The first argument hs::Vector denotes the adaptive integration weights provided by KadanoffBaym. Since these depend on the boundary points of the integration, there will usually be different weight vectors for the two integrals.

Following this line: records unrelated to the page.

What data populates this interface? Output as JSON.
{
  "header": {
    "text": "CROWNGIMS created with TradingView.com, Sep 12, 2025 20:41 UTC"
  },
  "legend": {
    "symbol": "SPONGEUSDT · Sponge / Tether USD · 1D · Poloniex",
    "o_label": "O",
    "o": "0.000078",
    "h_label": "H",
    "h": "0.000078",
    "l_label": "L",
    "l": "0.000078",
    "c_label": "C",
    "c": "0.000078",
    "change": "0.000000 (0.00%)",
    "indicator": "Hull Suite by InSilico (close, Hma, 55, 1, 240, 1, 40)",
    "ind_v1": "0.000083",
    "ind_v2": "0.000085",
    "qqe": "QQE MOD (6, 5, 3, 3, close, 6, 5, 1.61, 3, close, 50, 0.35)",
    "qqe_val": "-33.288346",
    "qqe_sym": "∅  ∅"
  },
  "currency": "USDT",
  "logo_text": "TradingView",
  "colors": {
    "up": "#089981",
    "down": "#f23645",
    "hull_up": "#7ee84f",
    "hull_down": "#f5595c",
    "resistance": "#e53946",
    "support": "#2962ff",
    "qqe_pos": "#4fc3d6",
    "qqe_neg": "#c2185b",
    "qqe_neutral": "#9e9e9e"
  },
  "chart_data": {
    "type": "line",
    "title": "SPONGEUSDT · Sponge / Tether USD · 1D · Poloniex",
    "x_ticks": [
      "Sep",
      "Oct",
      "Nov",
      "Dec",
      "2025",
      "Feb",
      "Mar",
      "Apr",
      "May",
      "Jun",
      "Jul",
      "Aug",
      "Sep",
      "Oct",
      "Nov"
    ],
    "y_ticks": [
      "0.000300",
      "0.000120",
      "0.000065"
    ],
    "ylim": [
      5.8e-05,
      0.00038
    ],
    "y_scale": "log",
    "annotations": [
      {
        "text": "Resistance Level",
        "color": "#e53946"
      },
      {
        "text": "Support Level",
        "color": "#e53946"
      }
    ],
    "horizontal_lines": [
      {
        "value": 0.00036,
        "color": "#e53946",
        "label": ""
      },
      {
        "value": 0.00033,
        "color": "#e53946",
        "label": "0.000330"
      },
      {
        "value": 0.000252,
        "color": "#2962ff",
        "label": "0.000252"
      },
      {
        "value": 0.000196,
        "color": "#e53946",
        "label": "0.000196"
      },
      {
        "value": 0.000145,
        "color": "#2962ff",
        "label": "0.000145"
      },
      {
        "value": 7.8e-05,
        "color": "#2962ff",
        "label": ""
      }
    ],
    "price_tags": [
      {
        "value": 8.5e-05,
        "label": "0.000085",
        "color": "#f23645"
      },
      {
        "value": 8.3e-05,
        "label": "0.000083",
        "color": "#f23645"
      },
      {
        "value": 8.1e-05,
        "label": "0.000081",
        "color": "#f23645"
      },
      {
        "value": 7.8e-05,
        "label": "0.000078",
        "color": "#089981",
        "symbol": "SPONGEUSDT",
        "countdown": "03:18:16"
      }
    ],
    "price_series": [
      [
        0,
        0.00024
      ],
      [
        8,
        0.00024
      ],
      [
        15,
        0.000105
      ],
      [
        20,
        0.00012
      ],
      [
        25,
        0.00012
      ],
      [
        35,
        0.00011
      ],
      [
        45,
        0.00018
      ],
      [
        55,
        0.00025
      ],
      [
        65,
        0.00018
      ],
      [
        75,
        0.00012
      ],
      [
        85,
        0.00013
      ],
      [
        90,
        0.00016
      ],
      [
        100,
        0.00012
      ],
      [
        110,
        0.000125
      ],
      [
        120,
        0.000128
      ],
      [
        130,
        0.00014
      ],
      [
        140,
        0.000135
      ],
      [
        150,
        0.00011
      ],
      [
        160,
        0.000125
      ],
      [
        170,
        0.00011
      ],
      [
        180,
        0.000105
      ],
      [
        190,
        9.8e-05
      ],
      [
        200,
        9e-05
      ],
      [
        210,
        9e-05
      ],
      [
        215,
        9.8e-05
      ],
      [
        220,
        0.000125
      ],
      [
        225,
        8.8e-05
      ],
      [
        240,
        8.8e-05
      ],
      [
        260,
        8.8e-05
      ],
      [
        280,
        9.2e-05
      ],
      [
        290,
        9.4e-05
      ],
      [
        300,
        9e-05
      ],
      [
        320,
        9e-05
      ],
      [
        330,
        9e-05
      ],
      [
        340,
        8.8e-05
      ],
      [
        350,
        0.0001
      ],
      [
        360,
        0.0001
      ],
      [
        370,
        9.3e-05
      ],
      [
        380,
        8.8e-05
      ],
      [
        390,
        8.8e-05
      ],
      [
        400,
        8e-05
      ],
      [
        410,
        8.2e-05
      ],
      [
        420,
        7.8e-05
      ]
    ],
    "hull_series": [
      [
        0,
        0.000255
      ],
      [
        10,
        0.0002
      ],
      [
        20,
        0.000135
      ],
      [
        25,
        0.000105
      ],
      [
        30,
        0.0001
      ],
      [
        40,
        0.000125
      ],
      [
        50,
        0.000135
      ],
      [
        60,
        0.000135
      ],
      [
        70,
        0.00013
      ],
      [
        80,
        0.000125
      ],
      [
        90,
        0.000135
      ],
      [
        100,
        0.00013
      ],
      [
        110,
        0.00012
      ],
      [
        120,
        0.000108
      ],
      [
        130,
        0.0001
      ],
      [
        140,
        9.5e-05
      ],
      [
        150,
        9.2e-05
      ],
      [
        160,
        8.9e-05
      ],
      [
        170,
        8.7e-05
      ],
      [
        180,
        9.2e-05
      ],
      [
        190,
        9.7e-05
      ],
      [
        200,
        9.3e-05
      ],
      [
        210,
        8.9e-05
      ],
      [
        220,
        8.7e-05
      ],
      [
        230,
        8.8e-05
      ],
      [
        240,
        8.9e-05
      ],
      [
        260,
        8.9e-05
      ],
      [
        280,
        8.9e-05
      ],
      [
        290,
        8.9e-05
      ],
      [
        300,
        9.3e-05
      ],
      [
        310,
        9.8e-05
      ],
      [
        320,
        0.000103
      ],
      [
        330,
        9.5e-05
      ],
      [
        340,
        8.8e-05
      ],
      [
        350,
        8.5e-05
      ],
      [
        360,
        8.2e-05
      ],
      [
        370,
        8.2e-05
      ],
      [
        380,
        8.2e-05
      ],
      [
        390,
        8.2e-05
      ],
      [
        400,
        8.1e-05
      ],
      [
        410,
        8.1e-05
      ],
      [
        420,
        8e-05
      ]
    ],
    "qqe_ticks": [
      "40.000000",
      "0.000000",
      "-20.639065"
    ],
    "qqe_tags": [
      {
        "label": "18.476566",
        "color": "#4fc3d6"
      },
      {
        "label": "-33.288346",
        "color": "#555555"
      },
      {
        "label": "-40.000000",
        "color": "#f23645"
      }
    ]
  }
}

We are finally ready to define the equations of motion! In "vertical" time, we have

# Right-hand side for the "vertical" evolution
function fv!(model, data, out, times, h1, h2, t, t′)
    # Unpack data and model
    (; GL_u, GG_u, GL_u, GG_d, ΣL_u, ΣG_u, ΣL_d, ΣG_d) = data
    (; H_u, H_d, U) = model

    # Real-time collision integrals
    ∫dt1(A, B, C) = integrate1(h1, t, t′, A, B, C)
    ∫dt2(A, B, C) = integrate2(h2, t, t′, A, B, C)
    
    # The interaction varies as a function of the forward time (t+t')/2
    U_t = U((times[t] + times[t′])/2)
    
    # Hartree-Fock self-energies
    ΣHF_u(t, t′) = im * U_t * Diagonal(GL_d[t, t])
    ΣHF_d(t, t′) = im * U_t * Diagonal(GL_u[t, t])
    
    # Equations of motion
    out[1] = -1.0im * ((H_u + ΣHF_u(t, t′)) * GL_u[t, t′] + 
            ∫dt1(ΣG_u, ΣL_u, GL_u) + ∫dt2(ΣL_u, GL_u, GG_u)
        )

    out[2] = -1.0im * ((H_u + ΣHF_u(t, t′)) * GG_u[t, t′] + 
            ∫dt1(ΣG_u, ΣL_u, GG_u) + ∫dt2(ΣG_u, GL_u, GG_u)
        )

    out[3] = -1.0im * ((H_d + ΣHF_d(t, t′)) * GL_d[t, t′] + 
            ∫dt1(ΣG_d, ΣL_d, GL_d) + ∫dt2(ΣL_d, GL_d, GG_d)
        )

    out[4] = -1.0im * ((H_d + ΣHF_d(t, t′)) * GG_d[t, t′] +
            ∫dt1(ΣG_d, ΣL_d, GG_d) + ∫dt2(ΣG_d, GL_d, GG_d)
        )  
    
    return out
end

As for the tight-binding model, the equation of motion in "diagonal" time $T$ follows by subtracting its own adjoint from the vertical equation:

# Right-hand side for the "diagonal" evolution
function fd!(model, data, out, times, h1, h2, t, t′)
    fv!(model, data, out, times, h1, h2, t, t)
    out .-= adjoint.(out)
end

After defining a final time and some tolerances, we give everything to kbsolve!:

# final time
tmax = 4

# tolerances
atol = 1e-8
rtol = 1e-6

# Call the solver
sol = kbsolve!(
    (x...) -> fv!(model, data, x...),
    (x...) -> fd!(model, data, x...),
    [data.GL_u, data.GG_u, data.GL_d, data.GG_d],
    (0.0, tmax);
    callback = (x...) -> second_Born!(model, data, x...),
    atol = atol,
    rtol = rtol,
    stop = x -> (println("t: $(x[end])"); flush(stdout); false)
)

That's it! Results for tmax=32 are shown in our paper. Note that this implementation via KadanoffBaym is about as compact as possible.